Office: Wright Hall, A-310
Phone: (702) 895-0810
Email: david.wrobel@unlv.edu
David Wrobel teaches courses on the American West, American Intellectual
History, and Modern American History.
He is the author of Promised Lands: Promotion, Memory and the
Creation of the American West (2002) (a finalist for the Spur
Award for Contemporary Western Non-Fiction), The End of American
Exceptionalism: Frontier Anxiety from the Old West to the New Deal (1993),
along with numerous articles and essays. He is the co-editor of Seeing
and Being Seen: Tourism in the American West (2001); and Many
Wests: Place, Culture, and Regional Identity (1997); and editor
of a Special Issue of The Historian, ";The West Enters
the Twenty-First Century: Appraisals on the State of the Field" (Fall
2004)." His current book project is titled ";The World
in the West: Travel Writing and the American Frontier." His
next book will be an intellectual biography of the historian Ray
Allen Billington.
David Wrobel recently held the position of Senior Research Fellow
in Western American History at the Frederick W. Beinecke Library
and the Howard R. Lamar Center for the Study of Frontiers and Borders,
Yale University (2005-2006), and has been the recipient of numerous
research fellowships, including The Huntington Library, CA (2003,
2001, 1997, 1993, 1990), the Western Heritage Center (1999), the
Newberry Library (1996), and the American Philosophical Society (1994).
He is the incoming Vice President (beginning 2007) and President
Elect (2008) of the American Historical Association's Pacific Coast
Branch, and is currently Chair of the Western History Association's
(WHA) Membership Committee.
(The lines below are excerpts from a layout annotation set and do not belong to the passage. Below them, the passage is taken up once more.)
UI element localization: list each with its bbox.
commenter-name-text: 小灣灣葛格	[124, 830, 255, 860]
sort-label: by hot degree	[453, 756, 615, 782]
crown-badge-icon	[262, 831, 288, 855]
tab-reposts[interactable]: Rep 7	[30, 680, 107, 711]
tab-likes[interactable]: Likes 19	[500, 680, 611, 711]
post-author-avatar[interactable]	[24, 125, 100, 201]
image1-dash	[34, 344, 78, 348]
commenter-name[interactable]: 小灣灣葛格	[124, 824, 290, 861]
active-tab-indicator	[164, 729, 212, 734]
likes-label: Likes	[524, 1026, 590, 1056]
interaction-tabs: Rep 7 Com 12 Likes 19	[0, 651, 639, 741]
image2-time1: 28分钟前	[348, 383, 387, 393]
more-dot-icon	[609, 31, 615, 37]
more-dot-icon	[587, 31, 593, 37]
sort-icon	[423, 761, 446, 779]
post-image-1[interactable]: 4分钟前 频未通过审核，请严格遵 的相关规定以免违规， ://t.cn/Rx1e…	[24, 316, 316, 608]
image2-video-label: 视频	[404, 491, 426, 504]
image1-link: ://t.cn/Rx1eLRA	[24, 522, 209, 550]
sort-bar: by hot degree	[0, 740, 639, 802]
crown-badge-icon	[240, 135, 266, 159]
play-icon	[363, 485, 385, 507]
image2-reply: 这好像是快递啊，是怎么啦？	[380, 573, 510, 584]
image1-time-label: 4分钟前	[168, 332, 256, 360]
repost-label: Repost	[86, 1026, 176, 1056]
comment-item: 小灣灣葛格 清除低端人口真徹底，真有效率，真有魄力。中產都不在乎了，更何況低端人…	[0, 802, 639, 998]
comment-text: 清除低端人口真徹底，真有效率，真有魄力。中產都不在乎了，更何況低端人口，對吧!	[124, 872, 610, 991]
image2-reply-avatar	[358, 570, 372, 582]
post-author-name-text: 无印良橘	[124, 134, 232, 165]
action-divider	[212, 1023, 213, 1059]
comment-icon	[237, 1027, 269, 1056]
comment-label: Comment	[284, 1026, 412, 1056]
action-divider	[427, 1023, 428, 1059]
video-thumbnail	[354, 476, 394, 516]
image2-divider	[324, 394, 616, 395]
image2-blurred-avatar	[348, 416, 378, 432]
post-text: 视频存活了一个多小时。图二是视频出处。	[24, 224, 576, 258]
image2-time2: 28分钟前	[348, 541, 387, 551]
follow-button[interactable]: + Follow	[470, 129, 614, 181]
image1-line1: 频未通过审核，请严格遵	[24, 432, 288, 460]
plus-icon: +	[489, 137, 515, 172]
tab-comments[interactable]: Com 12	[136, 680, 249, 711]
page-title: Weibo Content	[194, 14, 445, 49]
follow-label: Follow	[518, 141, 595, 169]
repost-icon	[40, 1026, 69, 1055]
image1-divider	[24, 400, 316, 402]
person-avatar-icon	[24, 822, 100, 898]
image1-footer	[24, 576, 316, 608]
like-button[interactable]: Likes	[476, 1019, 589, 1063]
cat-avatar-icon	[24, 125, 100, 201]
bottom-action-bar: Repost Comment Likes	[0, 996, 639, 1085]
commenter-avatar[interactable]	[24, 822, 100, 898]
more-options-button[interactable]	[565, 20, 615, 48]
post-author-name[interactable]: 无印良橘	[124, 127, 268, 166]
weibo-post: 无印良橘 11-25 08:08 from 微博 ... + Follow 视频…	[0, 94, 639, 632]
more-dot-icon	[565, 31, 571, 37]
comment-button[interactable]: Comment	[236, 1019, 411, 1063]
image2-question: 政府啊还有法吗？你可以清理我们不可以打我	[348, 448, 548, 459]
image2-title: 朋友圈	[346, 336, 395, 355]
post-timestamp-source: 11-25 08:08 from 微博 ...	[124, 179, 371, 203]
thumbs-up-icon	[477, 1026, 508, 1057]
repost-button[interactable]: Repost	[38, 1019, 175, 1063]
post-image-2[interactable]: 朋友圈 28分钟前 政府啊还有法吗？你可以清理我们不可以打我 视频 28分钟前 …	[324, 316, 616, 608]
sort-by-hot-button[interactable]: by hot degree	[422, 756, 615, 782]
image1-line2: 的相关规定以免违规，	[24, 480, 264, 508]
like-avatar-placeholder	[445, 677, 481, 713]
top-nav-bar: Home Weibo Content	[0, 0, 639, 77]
He has also served as President of Phi
Alpha Theta, the National History Honor Society (2004-2006), as a
member of the Editorial Board of the Pacific Historical Review,
and on various other professional nominating, program, book, article,
and fellowship prize committees.
A dedicated promoter of partnerships between the academy and the
schools, David Wrobel served as Co-Director of an NEH Institute for
teachers on the West sponsored by the Center of the American West
at the University of Colorado at Boulder (2001); he has been a faculty
coordinator and core member for the Center's Teaching American History
(TAH) partnership with the Jefferson County, Colorado public schools
since 2001; he co-directed a TAH summer institute on the West in
Washoe County, Nevada (2003); and he has participated in the Clark
County TAH institute (2005) and the NEH institute on the West for
teachers in Laramie, Wyoming (2006).